Confound the Unbelievers

Dinesh D’Souza is a bestselling conservative who in previous books has praised Ronald Reagan and blamed the left for 9/11.[1] In his latest he answers the atheists, humanists, materialists and rationalists who are knocking religion down. Why bother, if, as he believes, ‘God is the future, and atheism is on its way out’? (:11). Because, as he explains in a recent interview, atheism is for the first time a serious option for young Americans.[2]

The God option, on the other hand, involves thoroughly confusing one’s readers. Take for example the argument that moral laws are ‘absolute’. According to D’Souza, this corresponds to the Christian idea of heaven and hell, places where we will be measured against a common standard and given our just deserts. But moral laws are only ‘absolute’ in the sense that, like soccer rules, they have a collective purpose. Sure, soccer, like life, can be unfair – some players cheat, others are unlucky – but that doesn’t mean there is an afterlife to put right all the wrong scores.

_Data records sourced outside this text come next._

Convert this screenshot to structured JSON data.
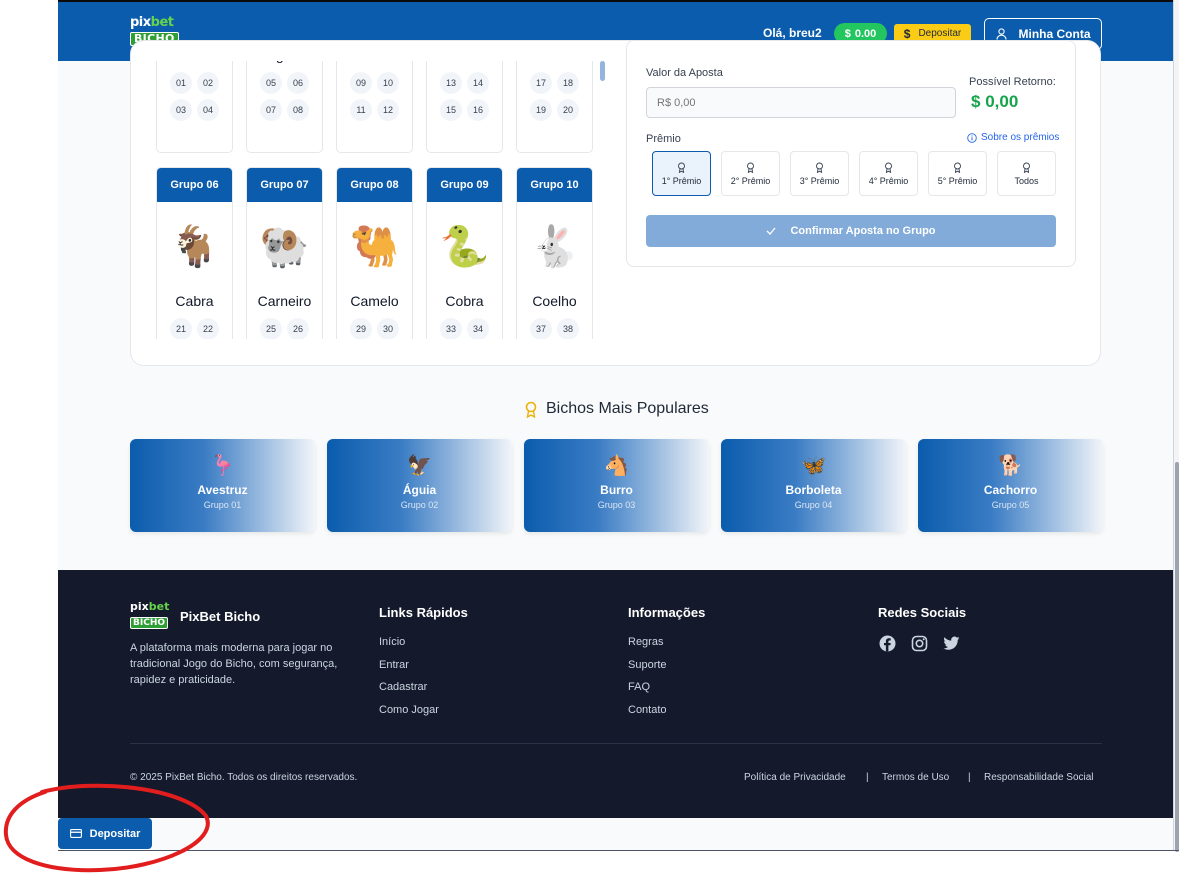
{
  "header": {
    "logo_top": "pixbet",
    "logo_bottom": "BICHO",
    "greeting": "Olá, breu2",
    "balance": "0.00",
    "balance_currency": "$",
    "deposit_label": "Depositar",
    "deposit_symbol": "$",
    "account_label": "Minha Conta"
  },
  "groups": [
    {
      "header": "",
      "name": "Avestruz",
      "emoji": "",
      "numbers": [
        "01",
        "02",
        "03",
        "04"
      ]
    },
    {
      "header": "",
      "name": "Águia",
      "emoji": "",
      "numbers": [
        "05",
        "06",
        "07",
        "08"
      ]
    },
    {
      "header": "",
      "name": "Burro",
      "emoji": "",
      "numbers": [
        "09",
        "10",
        "11",
        "12"
      ]
    },
    {
      "header": "",
      "name": "Borboleta",
      "emoji": "",
      "numbers": [
        "13",
        "14",
        "15",
        "16"
      ]
    },
    {
      "header": "",
      "name": "Cachorro",
      "emoji": "",
      "numbers": [
        "17",
        "18",
        "19",
        "20"
      ]
    },
    {
      "header": "Grupo 06",
      "name": "Cabra",
      "emoji": "🐐",
      "numbers": [
        "21",
        "22"
      ]
    },
    {
      "header": "Grupo 07",
      "name": "Carneiro",
      "emoji": "🐏",
      "numbers": [
        "25",
        "26"
      ]
    },
    {
      "header": "Grupo 08",
      "name": "Camelo",
      "emoji": "🐫",
      "numbers": [
        "29",
        "30"
      ]
    },
    {
      "header": "Grupo 09",
      "name": "Cobra",
      "emoji": "🐍",
      "numbers": [
        "33",
        "34"
      ]
    },
    {
      "header": "Grupo 10",
      "name": "Coelho",
      "emoji": "🐇",
      "numbers": [
        "37",
        "38"
      ]
    }
  ],
  "bet": {
    "amount_label": "Valor da Aposta",
    "amount_placeholder": "R$ 0,00",
    "possible_return_label": "Possível Retorno:",
    "possible_return_currency": "$",
    "possible_return_value": "0,00",
    "prize_label": "Prêmio",
    "about_prizes": "Sobre os prêmios",
    "prizes": [
      "1° Prêmio",
      "2° Prêmio",
      "3° Prêmio",
      "4° Prêmio",
      "5° Prêmio",
      "Todos"
    ],
    "selected_prize": "1° Prêmio",
    "confirm_label": "Confirmar Aposta no Grupo"
  },
  "popular": {
    "title": "Bichos Mais Populares",
    "items": [
      {
        "name": "Avestruz",
        "group": "Grupo 01",
        "emoji": "🦩"
      },
      {
        "name": "Águia",
        "group": "Grupo 02",
        "emoji": "🦅"
      },
      {
        "name": "Burro",
        "group": "Grupo 03",
        "emoji": "🐴"
      },
      {
        "name": "Borboleta",
        "group": "Grupo 04",
        "emoji": "🦋"
      },
      {
        "name": "Cachorro",
        "group": "Grupo 05",
        "emoji": "🐕"
      }
    ]
  },
  "footer": {
    "brand": "PixBet Bicho",
    "description": "A plataforma mais moderna para jogar no tradicional Jogo do Bicho, com segurança, rapidez e praticidade.",
    "quick_links_title": "Links Rápidos",
    "quick_links": [
      "Início",
      "Entrar",
      "Cadastrar",
      "Como Jogar"
    ],
    "info_title": "Informações",
    "info_links": [
      "Regras",
      "Suporte",
      "FAQ",
      "Contato"
    ],
    "social_title": "Redes Sociais",
    "social_icons": [
      "facebook-icon",
      "instagram-icon",
      "twitter-icon"
    ],
    "copyright": "© 2025 PixBet Bicho. Todos os direitos reservados.",
    "legal_links": [
      "Política de Privacidade",
      "Termos de Uso",
      "Responsabilidade Social"
    ],
    "legal_separator": "|"
  },
  "floating": {
    "deposit_label": "Depositar"
  },
  "colors": {
    "primary": "#0b5cad",
    "success": "#22c55e",
    "warning": "#facc15",
    "footer_bg": "#141a2b",
    "annotation": "#e11d1d"
  }
}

If D’Souza can spin heaven and hell out of human morality, wait until you see his treatment of Hume, Kant, the Big Bang and the Anthropic Principle, to pick a few samples. For, daringly, he sets out to build God’s future with his opponents’ own tools – with Enlightenment philosophy and with recent scientific findings, no less.

He recruits skeptical Enlightenment philosopher David Hume easily enough. As is well known, Hume highlighted the limitations of the inductive method of science. For example, we can’t conclude that ‘all swans are white’ from the fact that every swan we ever saw was white, because tomorrow we might discover a black swan. This, according to D’Souza, means that the laws of nature are unverifiable and consequently that miracles such as resurrections and virgin births are possible. In fact, he adds for good measure, the laws of nature were made by God and so they can be broken by God.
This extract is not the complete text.